The National Highway Traffic Safety Administration (NHTSA) is currently writing rules to establish new standards regarding headlight safety. People are eagerly awaiting these new regulations, which will improve drivers visibility in the dark. It is just a matter of time until automakers and consumers receive the rules that will legalize the car technology in the United States. The technology required to construct higher-quality headlights is already accessible in other parts of the world, such as Europe and Canada. In addition to the advancements made in lighting technology, the NHTSA is implementing stricter testing procedures for car manufacturers.

Information on Adaptive Driving Beams

In Europe, numerous countries currently operate this new headlight technology, called adaptive driving beams (ADBs). With ADBs, oncoming motorists do not have to worry about the blinding effect of bright headlights that many of U.S. drivers are all too familiar with. ADB headlights ensure that your headlights do not point upwards towards the eyes of other motorists and instead illuminate street signs, pedestrians, and other things on the road.

ADB Headlight Features

ADB headlights consist of full-time high beams, LED lights, and systems that are structured to make the headlights focus on potential obstacles on the sides of the road. Another fantastic feature of ADBs is their use of digital cameras, which are meant to detect approaching vehicles and control the LED lights. This software can turn selected LED lights on or off and are supposed to have the lifetime of a car.

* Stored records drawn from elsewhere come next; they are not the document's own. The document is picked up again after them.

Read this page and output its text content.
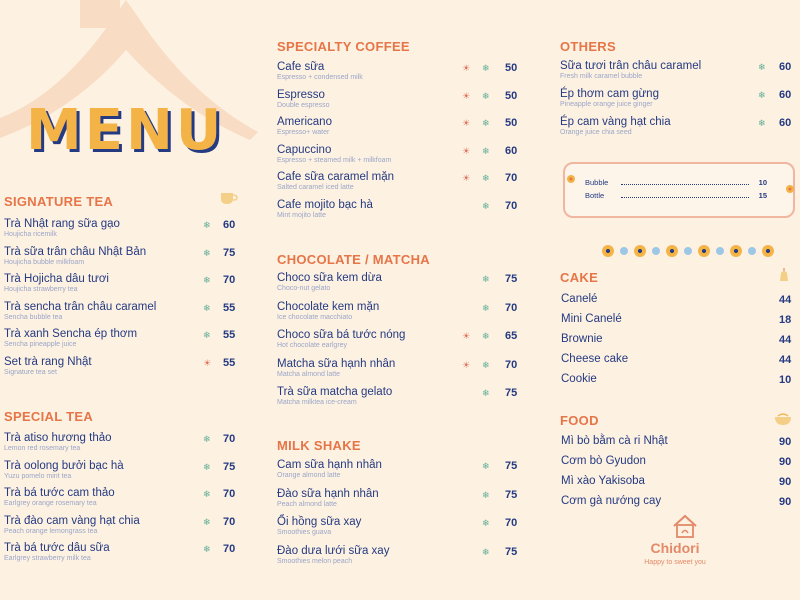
MENU
SIGNATURE TEA
Trà Nhật rang sữa gạo
Houjicha ricemilk
60
❄
Trà sữa trân châu Nhật Bản
Houjicha bubble milkfoam
75
❄
Trà Hojicha dâu tươi
Houjicha strawberry tea
70
❄
Trà sencha trân châu caramel
Sencha bubble tea
55
❄
Trà xanh Sencha ép thơm
Sencha pineapple juice
55
❄
Set trà rang Nhật
Signature tea set
55
☀
SPECIAL TEA
Trà atiso hương thảo
Lemon red rosemary tea
70
❄
Trà oolong bưởi bạc hà
Yuzu pomelo mint tea
75
❄
Trà bá tước cam thảo
Earlgrey orange rosemary tea
70
❄
Trà đào cam vàng hạt chia
Peach orange lemongrass tea
70
❄
Trà bá tước dâu sữa
Earlgrey strawberry milk tea
70
❄
SPECIALTY COFFEE
Cafe sữa
Espresso + condensed milk
50
☀ ❄
Espresso
Double espresso
50
☀ ❄
Americano
Espresso+ water
50
☀ ❄
Capuccino
Espresso + steamed milk + milkfoam
60
☀ ❄
Cafe sữa caramel mặn
Salted caramel iced latte
70
☀ ❄
Cafe mojito bạc hà
Mint mojito latte
70
❄
CHOCOLATE / MATCHA
Choco sữa kem dừa
Choco-nut gelato
75
❄
Chocolate kem mặn
Ice chocolate macchiato
70
❄
Choco sữa bá tước nóng
Hot chocolate earlgrey
65
☀ ❄
Matcha sữa hạnh nhân
Matcha almond latte
70
☀ ❄
Trà sữa matcha gelato
Matcha milktea ice-cream
75
❄
MILK SHAKE
Cam sữa hạnh nhân
Orange almond latte
75
❄
Đào sữa hạnh nhân
Peach almond latte
75
❄
Ổi hồng sữa xay
Smoothies guava
70
❄
Đào dưa lưới sữa xay
Smoothies melon peach
75
❄
OTHERS
Sữa tươi trân châu caramel
Fresh milk caramel bubble
60
❄
Ép thơm cam gừng
Pineapple orange juice ginger
60
❄
Ép cam vàng hạt chia
Orange juice chia seed
60
❄
CAKE
Canelé	44
Mini Canelé	18
Brownie	44
Cheese cake	44
Cookie	10
FOOD
Mì bò bằm cà ri Nhật	90
Cơm bò Gyudon	90
Mì xào Yakisoba	90
Cơm gà nướng cay	90
Bubble	10
Bottle	15
Chidori
Happy to sweet you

According to Jennifer Stockburger, head of Consumer Reports headlight test program, traditional low beam headlights do not always provide a sufficient amount of illumination for motorists. Lack of lighting can reduce a driver’s visibility of their surroundings and therefore makes them more vulnerable to hitting other cars, pedestrians, animals, or other obstacles. It has been suggested that using high beams could solve the illumination issue. However, most drivers (64% according to a new survey) don’t regularly use their high beams.

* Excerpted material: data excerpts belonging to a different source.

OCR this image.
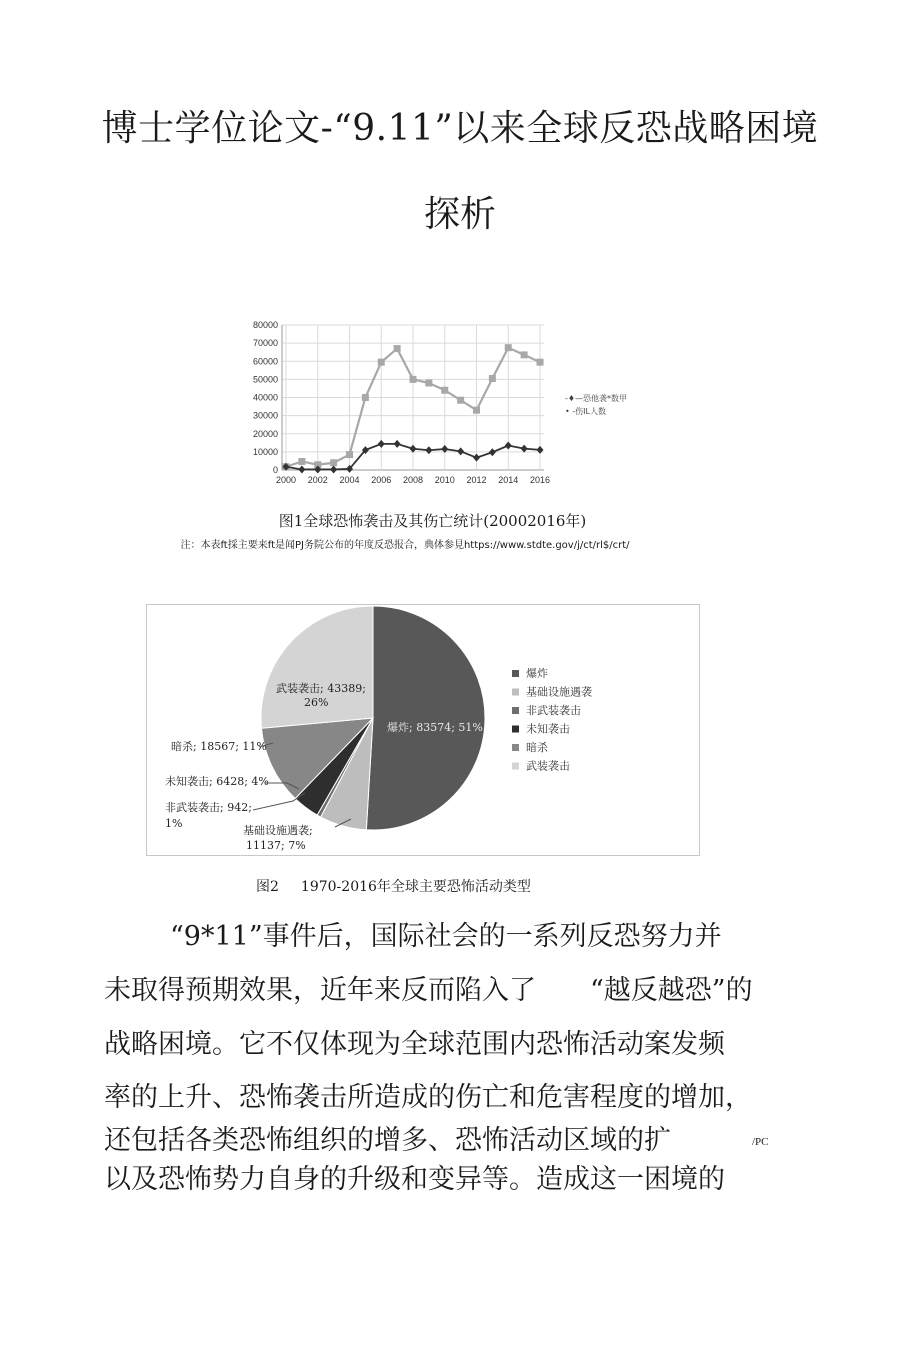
博士学位论文-“9.11”以来全球反恐战略困境
探析
0
10000
20000
30000
40000
50000
60000
70000
80000
2000 2002 2004 2006 2008 2010 2012 2014 2016
-♦—恐他袭*数甲
• -伤IL人数
图1全球恐怖袭击及其伤亡统计(20002016年)
注：本表ft採主要来ft是闻PJ务院公布的年度反恐报合，典体参見https://www.stdte.gov/j/ct/rl$/crt/
爆炸; 83574; 51%
基础设施遇袭;
11137; 7%
非武装袭击; 942;
1%
未知袭击; 6428; 4%
暗杀; 18567; 11%
武装袭击; 43389;
26%
爆炸
基础设施遇袭
非武装袭击
未知袭击
暗杀
武装袭击
图2 1970-2016年全球主要恐怖活动类型
“9*11”事件后，国际社会的一系列反恐努力并
未取得预期效果，近年来反而陷入了　　“越反越恐”的
战略困境。它不仅体现为全球范围内恐怖活动案发频
率的上升、恐怖袭击所造成的伤亡和危害程度的增加，
还包括各类恐怖组织的增多、恐怖活动区域的扩	/PC
以及恐怖势力自身的升级和变异等。造成这一困境的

Watch YouTube Video: LED Array Adaptive High Beam System. The animated video below demonstrates the newly developed LED adaptive high beam headlights and compares it to conventional headlights.

Nighttime Driving Tips

While we wait for the day where ADB lights are legal in the U.S., there are things you can do today to increase your safety on roads at night. Using the high beam headlights while you’re driving at night is recommended. Also, be mindful of the appropriate times to turn them off to avoid excessive glare for approaching drivers. The additional illumination that high beams provide could be the difference between hitting the brake on time and reacting too late. Use your best judgment while you are driving.